Are Transition Towns Just Rebranding the Seventies Back-to-the-Land Movement?
The viral spread of the Transition Towns movement has been an encouraging sign that communities are ready to tackle their fossil fuel dependence head on. From planting fruit and nut trees in Kilkenny to reviving local currencies in Southampton - these groups are set on building local resilience in the face of urgent challenges. But while the Transition Movement has made admirable strides in mobilizing large swathes of the population into environmental action, as was hinted at in the New York Times article on Transition Towns, they are still skewed toward a left-leaning, greeny, liberal and counter-cultural demographic. Leo Hickman is asking pertinent questions over at The Guardian - what next for Transition Towns as they struggle to say relevant and capitalize on early success?Hickman argues that, while extremely successful, the Transition Town Movement sometimes feels like a rebranding of Seventies ideals:
Looking at the programme of last week's third annual transition conference held at the Battersea arts centre in south London, it doesn't appear as if there were any events that specifically discussed the potential threats to the movement, but it would be interesting to hear from any Transitionites about the challenges that still need to be overcome if the movement is to continuing expanding into new communities.

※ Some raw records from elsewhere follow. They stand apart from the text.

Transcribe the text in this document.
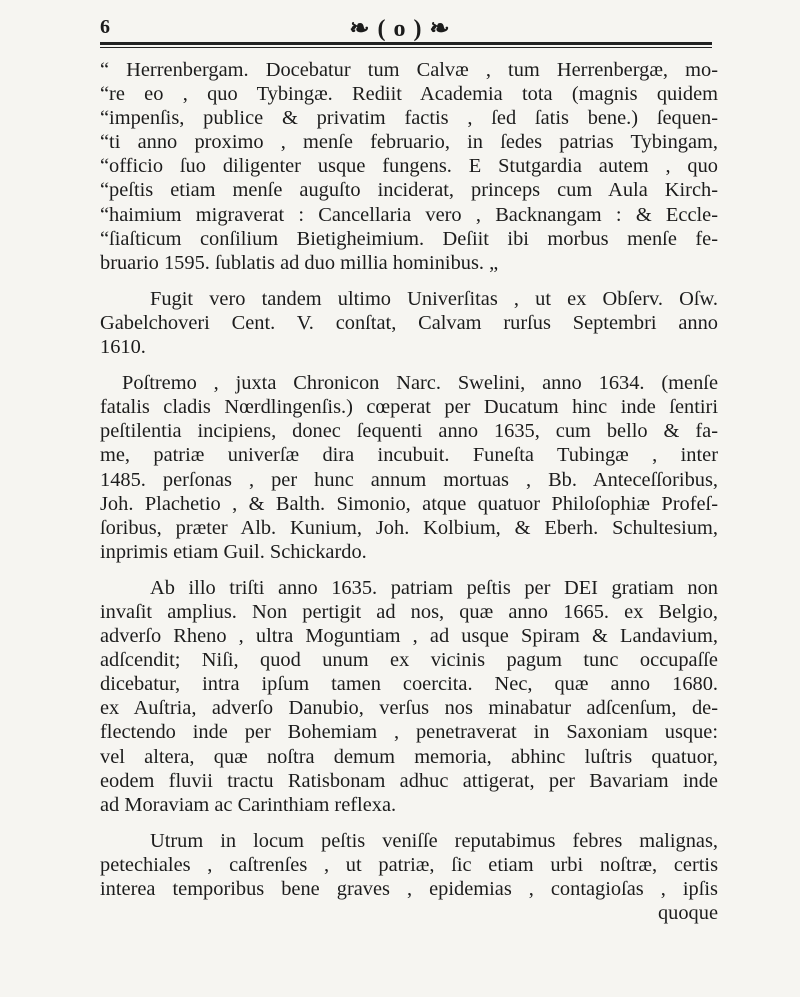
6	❧ ( o ) ❧
“ Herrenbergam. Docebatur tum Calvæ , tum Herrenbergæ, mo-
“re eo , quo Tybingæ. Rediit Academia tota (magnis quidem
“impenſis, publice & privatim factis , ſed ſatis bene.) ſequen-
“ti anno proximo , menſe februario, in ſedes patrias Tybingam,
“officio ſuo diligenter usque fungens. E Stutgardia autem , quo
“peſtis etiam menſe auguſto inciderat, princeps cum Aula Kirch-
“haimium migraverat : Cancellaria vero , Backnangam : & Eccle-
“ſiaſticum conſilium Bietigheimium. Deſiit ibi morbus menſe fe-
bruario 1595. ſublatis ad duo millia hominibus. „
Fugit vero tandem ultimo Univerſitas , ut ex Obſerv. Oſw.
Gabelchoveri Cent. V. conſtat, Calvam rurſus Septembri anno
1610.
Poſtremo , juxta Chronicon Narc. Swelini, anno 1634. (menſe
fatalis cladis Nœrdlingenſis.) cœperat per Ducatum hinc inde ſentiri
peſtilentia incipiens, donec ſequenti anno 1635, cum bello & fa-
me, patriæ univerſæ dira incubuit. Funeſta Tubingæ , inter
1485. perſonas , per hunc annum mortuas , Bb. Anteceſſoribus,
Joh. Plachetio , & Balth. Simonio, atque quatuor Philoſophiæ Profeſ-
ſoribus, præter Alb. Kunium, Joh. Kolbium, & Eberh. Schultesium,
inprimis etiam Guil. Schickardo.
Ab illo triſti anno 1635. patriam peſtis per DEI gratiam non
invaſit amplius. Non pertigit ad nos, quæ anno 1665. ex Belgio,
adverſo Rheno , ultra Moguntiam , ad usque Spiram & Landavium,
adſcendit; Niſi, quod unum ex vicinis pagum tunc occupaſſe
dicebatur, intra ipſum tamen coercita. Nec, quæ anno 1680.
ex Auſtria, adverſo Danubio, verſus nos minabatur adſcenſum, de-
flectendo inde per Bohemiam , penetraverat in Saxoniam usque:
vel altera, quæ noſtra demum memoria, abhinc luſtris quatuor,
eodem fluvii tractu Ratisbonam adhuc attigerat, per Bavariam inde
ad Moraviam ac Carinthiam reflexa.
Utrum in locum peſtis veniſſe reputabimus febres malignas,
petechiales , caſtrenſes , ut patriæ, ſic etiam urbi noſtræ, certis
interea temporibus bene graves , epidemias , contagioſas , ipſis
quoque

For example, many of the communities that have warmly welcomed the ideals of the Transition Movement have to date been those that already have, let's say, something of a reputation for being hubs of left-leaning greenery. I'm thinking Totnes, Lewes, Brixton, Bristol and the like. How does the movement now reach beyond these low-hanging fruit?
It's an important and timely question - and one that my own local Transition Town group has pondered long and hard. How do groups maintain their core impetus for change and still cast a wide enough net to attract participation across all race, gender, age and political/social/religious/economic divides. I'd love to hear thoughts from readers below.